Franz Bopp (14 September 1791 – 23 October 1867), formerly sometimes anglicized as Francis Bopp, was a German linguist known for extensive and pioneering comparative work on Indo-European languages.

He was born in Mainz, but owing to the political disarray of the time, his parents moved to Aschaffenburg, the second seat of the Archbishop of Mainz. There, he received a liberal education at the Lyceum, and Karl J. Windischmann drew his attention to the languages and literature of the East (Windischmann, along with Georg Friedrich Creuzer, Johann Joseph von Görres, and the brothers Schlegel, expressed great enthusiasm for Indian wisdom and philosophy). Moreover, Friedrich Schlegel's book, Über die Sprache und Weisheit der Indier (On the Speech and Wisdom of the Indians, Heidelberg, 1808), which had just begun to exert a powerful influence on the minds of German philosophers and historians, did not fail to stimulate Bopp's interest in the sacred language of the Hindus.

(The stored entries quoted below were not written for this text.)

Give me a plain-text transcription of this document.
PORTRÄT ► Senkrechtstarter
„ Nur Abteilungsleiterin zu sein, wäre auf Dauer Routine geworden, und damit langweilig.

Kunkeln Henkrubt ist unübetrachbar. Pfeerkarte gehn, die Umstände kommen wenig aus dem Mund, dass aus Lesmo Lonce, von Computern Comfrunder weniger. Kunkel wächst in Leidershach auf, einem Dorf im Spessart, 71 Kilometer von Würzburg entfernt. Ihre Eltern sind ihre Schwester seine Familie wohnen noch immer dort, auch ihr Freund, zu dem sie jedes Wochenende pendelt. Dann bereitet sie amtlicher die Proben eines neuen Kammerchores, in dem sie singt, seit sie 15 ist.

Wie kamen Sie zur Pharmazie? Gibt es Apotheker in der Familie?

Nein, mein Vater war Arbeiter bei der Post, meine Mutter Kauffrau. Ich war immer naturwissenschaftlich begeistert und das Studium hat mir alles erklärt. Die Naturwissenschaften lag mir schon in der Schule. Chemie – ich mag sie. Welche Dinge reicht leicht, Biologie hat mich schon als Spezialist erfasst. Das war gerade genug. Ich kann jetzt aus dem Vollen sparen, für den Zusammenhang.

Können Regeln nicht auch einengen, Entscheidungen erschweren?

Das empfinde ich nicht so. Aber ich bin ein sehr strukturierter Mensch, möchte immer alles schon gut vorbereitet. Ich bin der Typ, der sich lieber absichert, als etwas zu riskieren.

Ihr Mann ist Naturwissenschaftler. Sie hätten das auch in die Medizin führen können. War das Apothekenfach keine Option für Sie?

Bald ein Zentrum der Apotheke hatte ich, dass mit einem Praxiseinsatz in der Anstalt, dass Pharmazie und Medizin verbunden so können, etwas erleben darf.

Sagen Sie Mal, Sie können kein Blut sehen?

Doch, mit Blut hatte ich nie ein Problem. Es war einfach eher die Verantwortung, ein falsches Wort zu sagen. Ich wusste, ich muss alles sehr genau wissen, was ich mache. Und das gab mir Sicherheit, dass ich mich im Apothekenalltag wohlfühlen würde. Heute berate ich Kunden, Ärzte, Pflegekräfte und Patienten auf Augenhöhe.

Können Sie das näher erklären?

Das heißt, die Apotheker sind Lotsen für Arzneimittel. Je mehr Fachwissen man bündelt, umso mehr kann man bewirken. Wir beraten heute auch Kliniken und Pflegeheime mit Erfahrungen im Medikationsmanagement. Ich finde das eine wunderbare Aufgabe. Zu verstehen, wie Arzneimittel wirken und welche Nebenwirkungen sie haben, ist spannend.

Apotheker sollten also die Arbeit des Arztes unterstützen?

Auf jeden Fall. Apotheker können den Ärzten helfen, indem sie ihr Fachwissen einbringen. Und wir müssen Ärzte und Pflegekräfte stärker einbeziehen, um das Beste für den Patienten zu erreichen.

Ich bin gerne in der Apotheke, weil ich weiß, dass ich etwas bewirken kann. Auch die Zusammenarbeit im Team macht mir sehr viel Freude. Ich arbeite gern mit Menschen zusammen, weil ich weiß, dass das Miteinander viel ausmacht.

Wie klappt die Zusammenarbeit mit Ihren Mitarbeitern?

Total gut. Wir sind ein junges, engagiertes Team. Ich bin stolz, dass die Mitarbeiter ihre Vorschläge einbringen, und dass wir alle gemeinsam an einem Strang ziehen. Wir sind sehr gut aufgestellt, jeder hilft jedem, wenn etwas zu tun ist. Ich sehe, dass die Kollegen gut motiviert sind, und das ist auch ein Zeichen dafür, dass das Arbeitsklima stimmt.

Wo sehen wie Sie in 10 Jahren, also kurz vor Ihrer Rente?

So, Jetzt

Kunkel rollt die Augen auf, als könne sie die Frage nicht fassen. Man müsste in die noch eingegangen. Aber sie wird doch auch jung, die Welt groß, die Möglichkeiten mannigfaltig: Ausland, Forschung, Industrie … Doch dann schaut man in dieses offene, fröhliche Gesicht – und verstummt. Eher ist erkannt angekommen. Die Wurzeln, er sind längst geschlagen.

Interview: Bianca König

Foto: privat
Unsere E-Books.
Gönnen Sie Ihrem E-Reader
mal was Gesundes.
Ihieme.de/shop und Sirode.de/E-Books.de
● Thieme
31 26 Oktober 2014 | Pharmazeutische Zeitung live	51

In 1812, he went to Paris at the expense of the Bavarian government, with a view to devoting himself vigorously to the study of Sanskrit. There he enjoyed the society of such eminent men as Antoine-Léonard de Chézy (his primary instructor), Silvestre de Sacy, Louis Mathieu Langlès, and, above all, of Alexander Hamilton (1762–1824), cousin of the U.S. statesman, who had acquired, when in India, an acquaintance with Sanskrit, and had brought out, along with Langlès, a descriptive catalogue of the Sanskrit manuscripts of the Imperial library.